Par réaction à la cacherout juive qui distinguait des denrées « pures » et « impures », les textes chrétiens prônent l’indifférence alimentaire. Ils célèbrent un Dieu omnivore et, de Saint Augustin à Thomas d’Aquin, sont largement défavorables au végétarisme. La diète des parfaits cathares est signe de leur hérésie et les jeûnes ne sont autorisés que s’ils sont réalisés par pénitence ou désir de se mortifier. Il faudra attendre le début du XVIIIe siècle pour que des chrétiens, sensibles à la douleur des animaux, osent contrarier la parole divine et vanter l’abstinence de viande.

La « renaissance végétarienne », au XIXe siècle, vient selon R. Larue de la conjonction de plusieurs tendances : essor de la physiologie et du raisonnement diététique, progrès des sensibilités, épuisement des présupposés spécistes, développement de l’athéisme et du matérialisme, anti-carnisme éthique des Lumières (Voltaire, Rousseau). C’est en Angleterre que l’on trouve les plus fortes manifestations de dégoût pour la viande, qui aboutiront à l’invention du terme vegetarian (1839) et à la création de la Vegetarian Society (1847). Mais les adeptes du régime carné seront toujours plus nombreux que les défenseurs des animaux, constamment accusés de sectarisme.

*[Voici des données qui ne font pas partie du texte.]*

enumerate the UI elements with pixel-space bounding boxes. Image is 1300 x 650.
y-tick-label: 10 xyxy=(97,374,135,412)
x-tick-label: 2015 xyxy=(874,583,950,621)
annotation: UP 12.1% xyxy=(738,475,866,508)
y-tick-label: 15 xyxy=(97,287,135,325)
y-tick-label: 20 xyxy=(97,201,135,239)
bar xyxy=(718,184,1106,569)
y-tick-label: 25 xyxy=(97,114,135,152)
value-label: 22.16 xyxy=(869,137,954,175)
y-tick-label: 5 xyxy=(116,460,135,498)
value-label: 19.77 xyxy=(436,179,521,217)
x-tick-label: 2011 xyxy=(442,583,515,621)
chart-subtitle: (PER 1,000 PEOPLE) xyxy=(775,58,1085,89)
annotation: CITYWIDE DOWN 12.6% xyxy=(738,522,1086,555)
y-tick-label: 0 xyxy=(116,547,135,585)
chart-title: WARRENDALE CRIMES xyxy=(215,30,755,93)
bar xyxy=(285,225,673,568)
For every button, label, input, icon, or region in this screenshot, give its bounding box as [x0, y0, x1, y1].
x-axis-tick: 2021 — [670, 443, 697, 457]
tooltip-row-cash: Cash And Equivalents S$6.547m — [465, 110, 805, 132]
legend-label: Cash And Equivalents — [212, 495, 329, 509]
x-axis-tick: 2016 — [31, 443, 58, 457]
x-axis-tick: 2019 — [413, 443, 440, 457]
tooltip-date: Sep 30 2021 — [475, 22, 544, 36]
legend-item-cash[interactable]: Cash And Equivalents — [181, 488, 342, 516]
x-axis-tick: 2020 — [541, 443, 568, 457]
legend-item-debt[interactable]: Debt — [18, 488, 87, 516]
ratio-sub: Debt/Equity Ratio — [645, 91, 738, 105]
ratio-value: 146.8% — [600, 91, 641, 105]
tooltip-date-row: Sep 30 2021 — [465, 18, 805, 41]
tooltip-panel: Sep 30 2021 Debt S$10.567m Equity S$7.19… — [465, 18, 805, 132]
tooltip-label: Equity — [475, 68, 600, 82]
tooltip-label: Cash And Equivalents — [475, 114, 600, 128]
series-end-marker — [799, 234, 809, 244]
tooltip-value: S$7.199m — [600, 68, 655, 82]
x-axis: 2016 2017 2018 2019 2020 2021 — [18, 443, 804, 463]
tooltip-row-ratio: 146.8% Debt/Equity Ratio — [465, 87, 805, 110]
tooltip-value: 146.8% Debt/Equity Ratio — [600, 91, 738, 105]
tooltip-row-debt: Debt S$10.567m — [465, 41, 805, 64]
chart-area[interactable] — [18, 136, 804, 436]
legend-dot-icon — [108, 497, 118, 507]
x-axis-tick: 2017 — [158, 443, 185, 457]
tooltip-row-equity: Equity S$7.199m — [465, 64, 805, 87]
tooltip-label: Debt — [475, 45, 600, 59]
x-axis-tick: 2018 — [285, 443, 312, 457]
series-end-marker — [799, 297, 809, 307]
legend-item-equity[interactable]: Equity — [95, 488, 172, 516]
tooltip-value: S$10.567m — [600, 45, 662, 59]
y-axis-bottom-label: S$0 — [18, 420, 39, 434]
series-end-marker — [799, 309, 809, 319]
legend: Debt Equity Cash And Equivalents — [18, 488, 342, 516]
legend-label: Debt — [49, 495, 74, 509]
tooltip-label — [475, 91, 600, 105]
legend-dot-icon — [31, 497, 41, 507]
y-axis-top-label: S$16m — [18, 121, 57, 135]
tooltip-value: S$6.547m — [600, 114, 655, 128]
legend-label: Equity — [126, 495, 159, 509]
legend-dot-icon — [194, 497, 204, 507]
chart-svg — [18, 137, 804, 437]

Au XXe siècle, l’industrialisation de l’élevage soulève de croissantes objections morales et c’est dans les années 1940 que Donald Watson forge le terme vegan et crée la Vegan Society. Ce mouvement a reçu le soutien d’universitaires de premier plan qui ont théorisé les « intérêts animaux » (Singer) ou les « sujets animaux » (Regan, Francione). En complément de ces éthiques animales, ce sont aujourd’hui des préoccupations de développement durable qui viennent légitimer le véganisme : effets néfastes de l’élevage sur l’environnement, épuisement des stocks de poisson, etc. Et si comme à toutes les époques les véganes ont leur détracteurs (Chanteur, Ferry, Digard), l’auteur termine son ouvrage par une réflexion prospective et considère que les conditions d’un passage massif à ce nouveau régime sont dorénavant réunies.